Response: (535, '5.7.8 Authentication rejected')
Meaning we can only test it once and then save details and leave it that way. It works and emails works, but why receive error when try to test again until we reenter the password before clicking the test.

[mb]

Hi @manjeet,

Thanks for the report.

Looks like #2 and #3 are buggies. We fixed them today. Should be arriving with 0.8 release next week.

#1, if your RAM is 4GB, this is the expected behavior, since we were reported of swap utilization with deployments of around 70-80 users and 4GB RAM.

So we thought that it would be safer to restrict deployment size to 25 users or less if the device has 4GB of memory.

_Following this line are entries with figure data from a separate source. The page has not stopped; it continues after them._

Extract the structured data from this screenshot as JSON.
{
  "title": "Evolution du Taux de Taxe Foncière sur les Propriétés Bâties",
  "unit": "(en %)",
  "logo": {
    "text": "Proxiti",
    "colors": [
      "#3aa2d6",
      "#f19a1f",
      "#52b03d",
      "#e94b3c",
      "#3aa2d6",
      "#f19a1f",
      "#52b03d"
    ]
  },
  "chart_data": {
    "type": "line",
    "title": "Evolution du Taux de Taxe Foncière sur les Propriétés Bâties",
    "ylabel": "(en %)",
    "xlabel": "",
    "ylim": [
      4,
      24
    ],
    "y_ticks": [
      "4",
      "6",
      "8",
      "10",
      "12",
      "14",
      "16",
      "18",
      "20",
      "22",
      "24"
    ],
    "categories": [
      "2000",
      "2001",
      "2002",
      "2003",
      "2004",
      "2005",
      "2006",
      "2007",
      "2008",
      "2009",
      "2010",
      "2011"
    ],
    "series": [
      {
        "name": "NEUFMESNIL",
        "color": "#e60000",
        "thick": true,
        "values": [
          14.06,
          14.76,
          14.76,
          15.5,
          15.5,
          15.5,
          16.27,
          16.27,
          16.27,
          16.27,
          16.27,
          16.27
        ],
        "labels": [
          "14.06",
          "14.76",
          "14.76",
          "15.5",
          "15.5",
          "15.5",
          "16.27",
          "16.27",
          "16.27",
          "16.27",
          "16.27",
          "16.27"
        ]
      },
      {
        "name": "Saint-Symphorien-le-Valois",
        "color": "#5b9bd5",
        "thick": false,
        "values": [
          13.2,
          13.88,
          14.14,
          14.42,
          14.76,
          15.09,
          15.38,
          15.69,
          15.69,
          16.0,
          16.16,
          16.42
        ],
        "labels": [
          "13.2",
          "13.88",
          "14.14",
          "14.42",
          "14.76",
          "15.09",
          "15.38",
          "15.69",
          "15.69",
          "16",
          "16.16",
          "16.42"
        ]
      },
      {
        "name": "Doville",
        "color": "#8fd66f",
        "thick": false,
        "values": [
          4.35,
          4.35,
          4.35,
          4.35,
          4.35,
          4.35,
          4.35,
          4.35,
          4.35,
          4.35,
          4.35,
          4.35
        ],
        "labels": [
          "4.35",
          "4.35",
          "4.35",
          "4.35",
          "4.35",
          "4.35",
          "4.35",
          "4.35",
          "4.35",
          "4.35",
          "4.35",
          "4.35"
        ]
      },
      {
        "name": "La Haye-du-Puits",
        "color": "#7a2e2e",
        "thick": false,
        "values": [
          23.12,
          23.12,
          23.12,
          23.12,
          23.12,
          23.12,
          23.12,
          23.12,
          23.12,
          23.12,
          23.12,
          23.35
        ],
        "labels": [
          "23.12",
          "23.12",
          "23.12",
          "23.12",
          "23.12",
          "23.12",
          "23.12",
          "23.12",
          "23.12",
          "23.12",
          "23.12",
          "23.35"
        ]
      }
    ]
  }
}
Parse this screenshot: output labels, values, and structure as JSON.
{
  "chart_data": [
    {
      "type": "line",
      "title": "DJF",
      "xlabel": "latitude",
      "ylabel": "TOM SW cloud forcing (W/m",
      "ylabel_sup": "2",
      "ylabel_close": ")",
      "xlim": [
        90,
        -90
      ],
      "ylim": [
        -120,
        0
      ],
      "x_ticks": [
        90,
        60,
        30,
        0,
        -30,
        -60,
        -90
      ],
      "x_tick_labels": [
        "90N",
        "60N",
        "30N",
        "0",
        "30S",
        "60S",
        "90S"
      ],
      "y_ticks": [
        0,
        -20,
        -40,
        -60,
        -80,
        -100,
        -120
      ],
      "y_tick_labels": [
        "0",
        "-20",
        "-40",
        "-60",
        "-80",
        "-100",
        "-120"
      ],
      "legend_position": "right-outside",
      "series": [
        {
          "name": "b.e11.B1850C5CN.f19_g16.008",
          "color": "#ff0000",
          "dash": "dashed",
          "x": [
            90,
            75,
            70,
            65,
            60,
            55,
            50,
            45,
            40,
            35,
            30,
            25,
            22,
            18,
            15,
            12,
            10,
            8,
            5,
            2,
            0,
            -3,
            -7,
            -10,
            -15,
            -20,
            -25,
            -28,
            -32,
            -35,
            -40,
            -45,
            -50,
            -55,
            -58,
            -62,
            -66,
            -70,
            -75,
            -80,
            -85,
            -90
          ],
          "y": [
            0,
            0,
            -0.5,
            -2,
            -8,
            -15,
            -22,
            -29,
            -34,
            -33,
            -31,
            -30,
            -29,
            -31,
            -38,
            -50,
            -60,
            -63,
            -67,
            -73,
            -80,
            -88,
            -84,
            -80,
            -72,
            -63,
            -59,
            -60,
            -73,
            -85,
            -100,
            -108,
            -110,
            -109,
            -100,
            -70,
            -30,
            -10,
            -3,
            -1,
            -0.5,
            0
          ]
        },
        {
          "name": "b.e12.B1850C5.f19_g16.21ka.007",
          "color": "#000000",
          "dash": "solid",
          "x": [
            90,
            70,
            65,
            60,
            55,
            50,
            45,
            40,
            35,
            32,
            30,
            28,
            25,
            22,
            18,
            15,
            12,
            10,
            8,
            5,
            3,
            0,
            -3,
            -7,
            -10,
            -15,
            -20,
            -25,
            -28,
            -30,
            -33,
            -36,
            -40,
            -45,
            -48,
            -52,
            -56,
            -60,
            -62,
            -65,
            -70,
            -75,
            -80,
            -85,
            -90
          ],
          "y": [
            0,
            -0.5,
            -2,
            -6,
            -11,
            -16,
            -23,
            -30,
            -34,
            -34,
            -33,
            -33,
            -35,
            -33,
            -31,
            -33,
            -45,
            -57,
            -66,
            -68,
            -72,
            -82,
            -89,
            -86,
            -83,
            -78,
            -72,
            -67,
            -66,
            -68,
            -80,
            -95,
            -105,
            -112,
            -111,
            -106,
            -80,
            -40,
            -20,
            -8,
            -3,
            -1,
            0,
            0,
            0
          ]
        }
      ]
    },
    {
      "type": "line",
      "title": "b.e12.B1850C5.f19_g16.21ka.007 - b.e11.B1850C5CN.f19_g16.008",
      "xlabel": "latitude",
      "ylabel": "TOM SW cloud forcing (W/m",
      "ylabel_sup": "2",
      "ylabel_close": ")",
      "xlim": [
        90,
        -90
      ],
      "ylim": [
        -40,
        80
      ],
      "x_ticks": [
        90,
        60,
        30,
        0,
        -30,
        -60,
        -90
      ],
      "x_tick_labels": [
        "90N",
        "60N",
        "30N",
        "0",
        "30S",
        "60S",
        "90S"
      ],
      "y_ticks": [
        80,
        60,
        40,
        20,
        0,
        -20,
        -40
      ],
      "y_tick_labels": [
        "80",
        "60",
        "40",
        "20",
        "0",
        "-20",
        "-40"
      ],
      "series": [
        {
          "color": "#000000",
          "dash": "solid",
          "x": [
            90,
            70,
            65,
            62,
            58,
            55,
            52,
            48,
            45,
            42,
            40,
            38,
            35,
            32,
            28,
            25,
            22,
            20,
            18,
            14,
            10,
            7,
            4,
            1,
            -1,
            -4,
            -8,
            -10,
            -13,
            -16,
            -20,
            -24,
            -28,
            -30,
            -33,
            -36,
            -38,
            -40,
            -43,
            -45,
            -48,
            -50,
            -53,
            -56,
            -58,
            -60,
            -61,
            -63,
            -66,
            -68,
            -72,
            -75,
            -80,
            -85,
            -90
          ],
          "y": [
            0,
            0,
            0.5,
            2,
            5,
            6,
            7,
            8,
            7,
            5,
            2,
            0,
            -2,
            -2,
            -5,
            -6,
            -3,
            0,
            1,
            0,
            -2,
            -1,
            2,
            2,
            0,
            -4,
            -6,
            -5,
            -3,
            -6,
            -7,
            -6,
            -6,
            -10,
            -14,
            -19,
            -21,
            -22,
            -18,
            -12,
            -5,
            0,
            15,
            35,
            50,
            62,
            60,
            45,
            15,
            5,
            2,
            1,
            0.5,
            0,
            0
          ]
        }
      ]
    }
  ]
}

If it's not the case for you, then it's probably a browser issue. Let's have a look together.

[manjeet]

Hello MB,

As per your email and post, here are the details you asked:
1. Did you udpate from 0.7 or from an earlier 0.8 beta/rc?
---> Updated from 0.7
2. How much memory do you have?
---> 8GB
3. Which browser are you using? Anything changes if you switch to Google Chrome?
---> Chromium
4. Does your email account password include any special characters e.g. "&" ?
---> It does contains special characters
5. What happens if you invoke the report manually ? command is as follows:
---> Command ( /usr/local/sbin/configctl sensei mail-reports) gave me OK and received the email report

Update: Ever since i reconfigured the email reporting from Saturday (IST), i am receiving the report email. I think i must be the update which somehow messed something.
b> My System is Intel Core i5-7400 CPU @ 3.00GHz with 8 GB RAM and 8 GB SWAP.
c> I use Chromium. But tested it on Google Chrome and firefox and deployment size is still the same.

[thg0432]

Hi @mb,

Can you tell us if/when users/groups will be implemented within Sensei?